By deconstructing some of the magic of narrative in fiction books, they have also confirmed that there are six different, common ways of telling a story that can be found time and time again in popular stories. They were inspired by the work of US fiction author Kurt Vonnegut, who originally proposed the similarity of emotional story lines in a Masters’s thesis rejected by the University of Chicago. These findings have just been published in EPJ Data Science by Andrew Reagan from the University of Vermont, USA, and colleagues.
Annotated emotional arc of Harry Potter and the Deathly Hallows, by JK Rowling.

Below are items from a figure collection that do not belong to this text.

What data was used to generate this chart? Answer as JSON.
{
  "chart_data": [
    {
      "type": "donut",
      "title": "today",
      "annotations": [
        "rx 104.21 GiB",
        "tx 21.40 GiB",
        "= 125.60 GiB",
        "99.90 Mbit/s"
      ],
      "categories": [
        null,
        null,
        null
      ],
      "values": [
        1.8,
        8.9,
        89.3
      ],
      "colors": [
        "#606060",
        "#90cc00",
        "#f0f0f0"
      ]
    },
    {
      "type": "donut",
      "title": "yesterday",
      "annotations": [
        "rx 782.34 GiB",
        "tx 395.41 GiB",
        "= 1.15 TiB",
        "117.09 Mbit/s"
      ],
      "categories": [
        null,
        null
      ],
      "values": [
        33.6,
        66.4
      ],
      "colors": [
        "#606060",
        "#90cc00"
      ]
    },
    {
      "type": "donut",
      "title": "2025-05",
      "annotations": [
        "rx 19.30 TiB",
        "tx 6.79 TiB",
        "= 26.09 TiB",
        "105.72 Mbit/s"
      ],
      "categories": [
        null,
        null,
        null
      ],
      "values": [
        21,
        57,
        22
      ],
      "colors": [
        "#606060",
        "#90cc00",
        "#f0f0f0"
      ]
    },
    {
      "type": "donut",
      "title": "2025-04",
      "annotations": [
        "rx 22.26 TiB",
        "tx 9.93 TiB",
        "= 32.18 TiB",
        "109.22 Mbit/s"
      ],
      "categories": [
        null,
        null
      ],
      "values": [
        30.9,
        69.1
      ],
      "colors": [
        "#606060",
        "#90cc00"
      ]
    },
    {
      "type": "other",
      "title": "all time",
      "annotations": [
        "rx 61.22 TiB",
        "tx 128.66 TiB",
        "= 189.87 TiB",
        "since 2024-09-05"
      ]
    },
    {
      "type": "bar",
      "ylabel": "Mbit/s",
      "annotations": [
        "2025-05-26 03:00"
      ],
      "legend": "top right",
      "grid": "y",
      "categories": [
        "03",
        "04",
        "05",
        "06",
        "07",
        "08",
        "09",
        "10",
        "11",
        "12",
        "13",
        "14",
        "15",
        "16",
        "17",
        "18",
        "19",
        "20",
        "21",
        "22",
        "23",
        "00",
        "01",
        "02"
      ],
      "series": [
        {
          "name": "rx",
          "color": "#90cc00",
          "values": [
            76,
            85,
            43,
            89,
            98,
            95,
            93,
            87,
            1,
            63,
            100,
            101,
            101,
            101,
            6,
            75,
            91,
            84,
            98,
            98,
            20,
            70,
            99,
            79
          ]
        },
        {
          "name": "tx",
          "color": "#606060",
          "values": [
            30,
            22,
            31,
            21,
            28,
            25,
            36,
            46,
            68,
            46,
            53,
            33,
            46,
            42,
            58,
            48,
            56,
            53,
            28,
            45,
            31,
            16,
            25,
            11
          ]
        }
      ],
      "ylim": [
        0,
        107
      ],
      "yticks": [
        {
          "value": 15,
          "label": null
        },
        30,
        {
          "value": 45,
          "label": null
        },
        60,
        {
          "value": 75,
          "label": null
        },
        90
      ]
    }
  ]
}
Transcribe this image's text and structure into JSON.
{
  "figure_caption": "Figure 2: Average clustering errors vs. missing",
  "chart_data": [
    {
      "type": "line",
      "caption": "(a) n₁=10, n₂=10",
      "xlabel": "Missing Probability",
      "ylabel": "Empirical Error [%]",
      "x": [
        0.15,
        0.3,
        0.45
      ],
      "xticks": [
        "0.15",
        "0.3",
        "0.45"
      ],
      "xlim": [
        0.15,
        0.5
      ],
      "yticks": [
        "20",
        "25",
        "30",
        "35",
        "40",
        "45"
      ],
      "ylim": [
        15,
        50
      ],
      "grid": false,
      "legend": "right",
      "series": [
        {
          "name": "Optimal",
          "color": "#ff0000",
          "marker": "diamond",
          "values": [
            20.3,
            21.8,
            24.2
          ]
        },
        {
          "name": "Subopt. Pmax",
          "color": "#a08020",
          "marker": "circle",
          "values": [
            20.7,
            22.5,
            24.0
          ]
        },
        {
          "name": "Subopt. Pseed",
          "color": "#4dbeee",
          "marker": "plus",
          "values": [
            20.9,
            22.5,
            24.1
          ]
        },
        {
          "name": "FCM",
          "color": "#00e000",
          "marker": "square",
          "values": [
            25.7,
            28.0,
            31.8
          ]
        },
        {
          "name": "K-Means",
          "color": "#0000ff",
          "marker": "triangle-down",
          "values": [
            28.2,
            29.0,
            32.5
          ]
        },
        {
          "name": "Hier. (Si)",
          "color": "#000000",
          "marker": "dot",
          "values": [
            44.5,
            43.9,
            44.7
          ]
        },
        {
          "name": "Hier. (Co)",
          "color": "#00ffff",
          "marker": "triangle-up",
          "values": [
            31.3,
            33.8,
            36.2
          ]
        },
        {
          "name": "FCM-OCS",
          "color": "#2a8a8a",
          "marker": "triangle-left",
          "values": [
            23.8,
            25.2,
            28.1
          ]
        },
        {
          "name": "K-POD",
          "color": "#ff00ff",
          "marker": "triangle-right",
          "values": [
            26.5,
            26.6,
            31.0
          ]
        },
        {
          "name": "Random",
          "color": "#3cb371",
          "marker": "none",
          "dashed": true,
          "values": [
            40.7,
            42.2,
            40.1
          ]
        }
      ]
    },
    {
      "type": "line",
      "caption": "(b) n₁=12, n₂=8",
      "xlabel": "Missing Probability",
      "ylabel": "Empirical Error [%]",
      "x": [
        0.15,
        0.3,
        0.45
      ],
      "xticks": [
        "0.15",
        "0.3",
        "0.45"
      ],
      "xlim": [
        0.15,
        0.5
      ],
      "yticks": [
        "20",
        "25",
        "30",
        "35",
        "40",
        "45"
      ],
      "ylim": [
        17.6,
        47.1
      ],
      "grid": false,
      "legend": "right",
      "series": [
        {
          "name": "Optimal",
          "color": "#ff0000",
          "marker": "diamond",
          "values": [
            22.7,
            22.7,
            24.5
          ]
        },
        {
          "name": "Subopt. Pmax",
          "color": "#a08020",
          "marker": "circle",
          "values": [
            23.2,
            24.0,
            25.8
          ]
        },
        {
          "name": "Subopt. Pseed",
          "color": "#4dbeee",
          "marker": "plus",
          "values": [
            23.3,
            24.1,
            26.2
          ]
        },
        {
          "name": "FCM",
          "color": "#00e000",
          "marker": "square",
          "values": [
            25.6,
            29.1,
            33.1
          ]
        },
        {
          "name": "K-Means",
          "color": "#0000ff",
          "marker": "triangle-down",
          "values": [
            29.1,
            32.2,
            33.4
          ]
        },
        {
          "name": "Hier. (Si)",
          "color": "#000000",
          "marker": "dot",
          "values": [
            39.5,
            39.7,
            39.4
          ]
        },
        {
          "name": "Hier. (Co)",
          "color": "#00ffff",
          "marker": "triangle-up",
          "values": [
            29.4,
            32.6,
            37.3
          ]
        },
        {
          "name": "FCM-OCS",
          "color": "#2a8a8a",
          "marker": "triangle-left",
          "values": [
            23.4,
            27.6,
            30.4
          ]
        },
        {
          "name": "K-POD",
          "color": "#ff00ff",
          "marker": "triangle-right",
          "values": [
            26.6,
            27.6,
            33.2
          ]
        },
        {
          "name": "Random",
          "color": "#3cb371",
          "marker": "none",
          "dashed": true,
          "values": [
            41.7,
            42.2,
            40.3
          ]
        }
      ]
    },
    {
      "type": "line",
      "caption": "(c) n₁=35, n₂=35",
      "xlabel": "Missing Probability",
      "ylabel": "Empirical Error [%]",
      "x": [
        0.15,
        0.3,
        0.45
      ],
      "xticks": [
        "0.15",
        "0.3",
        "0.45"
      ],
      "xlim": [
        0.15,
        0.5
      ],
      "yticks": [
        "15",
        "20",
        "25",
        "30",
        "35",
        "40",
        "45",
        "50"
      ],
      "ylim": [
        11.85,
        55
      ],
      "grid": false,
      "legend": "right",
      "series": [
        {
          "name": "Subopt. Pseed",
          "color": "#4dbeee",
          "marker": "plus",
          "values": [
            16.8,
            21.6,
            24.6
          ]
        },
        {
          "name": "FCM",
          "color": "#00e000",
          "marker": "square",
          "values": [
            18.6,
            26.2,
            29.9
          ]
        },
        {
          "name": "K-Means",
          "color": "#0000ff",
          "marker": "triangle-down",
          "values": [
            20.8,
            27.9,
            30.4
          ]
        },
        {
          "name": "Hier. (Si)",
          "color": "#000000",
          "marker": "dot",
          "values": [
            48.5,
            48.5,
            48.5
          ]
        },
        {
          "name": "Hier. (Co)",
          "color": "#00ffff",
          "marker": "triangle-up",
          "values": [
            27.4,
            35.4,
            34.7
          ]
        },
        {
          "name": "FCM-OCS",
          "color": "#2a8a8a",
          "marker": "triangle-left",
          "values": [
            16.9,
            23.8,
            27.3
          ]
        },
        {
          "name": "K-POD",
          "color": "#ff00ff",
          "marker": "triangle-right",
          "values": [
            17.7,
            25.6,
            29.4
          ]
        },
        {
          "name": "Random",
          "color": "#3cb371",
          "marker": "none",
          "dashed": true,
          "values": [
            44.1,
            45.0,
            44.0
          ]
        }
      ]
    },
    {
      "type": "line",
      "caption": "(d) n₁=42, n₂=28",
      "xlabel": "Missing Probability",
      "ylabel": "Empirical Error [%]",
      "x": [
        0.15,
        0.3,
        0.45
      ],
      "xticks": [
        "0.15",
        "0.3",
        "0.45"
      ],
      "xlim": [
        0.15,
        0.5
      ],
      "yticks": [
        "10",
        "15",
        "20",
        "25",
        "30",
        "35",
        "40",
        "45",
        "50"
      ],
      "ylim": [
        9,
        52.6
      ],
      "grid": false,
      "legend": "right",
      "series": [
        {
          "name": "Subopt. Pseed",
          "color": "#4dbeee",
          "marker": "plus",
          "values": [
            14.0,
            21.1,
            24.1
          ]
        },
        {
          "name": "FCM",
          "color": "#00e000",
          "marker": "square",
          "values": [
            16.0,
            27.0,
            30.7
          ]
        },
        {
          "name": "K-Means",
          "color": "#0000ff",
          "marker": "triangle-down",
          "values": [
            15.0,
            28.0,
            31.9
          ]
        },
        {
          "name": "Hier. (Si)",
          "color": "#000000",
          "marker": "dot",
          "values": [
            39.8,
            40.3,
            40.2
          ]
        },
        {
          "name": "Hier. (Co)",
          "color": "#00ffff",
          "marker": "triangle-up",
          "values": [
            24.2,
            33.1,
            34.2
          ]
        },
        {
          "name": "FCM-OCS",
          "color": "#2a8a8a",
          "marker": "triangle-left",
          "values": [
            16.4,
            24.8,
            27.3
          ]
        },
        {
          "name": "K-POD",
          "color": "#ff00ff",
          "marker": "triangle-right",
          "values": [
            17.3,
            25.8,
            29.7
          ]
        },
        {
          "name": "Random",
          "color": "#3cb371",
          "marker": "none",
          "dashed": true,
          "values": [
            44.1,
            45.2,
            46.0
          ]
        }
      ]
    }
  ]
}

The authors selected 1,327 books, representative of English works of fiction, from the 50,000 books included in a major open access literature digitisation project called the Gutenberg project. They then applied three different natural language processing filters used for sentiment analysis to extract the emotional content of 10,000-word stories.The first filter—dubbed singular value decomposition—reveals the underlying basis of the emotional storyline, the second—referred to as hierarchical clustering—helps differentiate between different groups of emotional storylines, and the third—which is a type of neural network—uses a self-learning approach to sort the actual storylines from the background noise. Used together, these three approaches provide robust findings, as documented on the hedonometer.org website.
Reagan and colleagues thus determined that there were only six main emotional storylines. These include ‘rags to riches’ (sentiment rises), ‘riches to rags’ (fall), ‘man in a hole’ (fall-rise), ‘icarus’ (rise-fall), ‘Cinderella’ (rise-fall-rise), ‘Oedipus’ (fall-rise-fall). This approach could, in turn, be used to create compelling stories by gaining a better understanding of what has previously made for great storylines. It could also help teach common sense to artificial intelligence systems.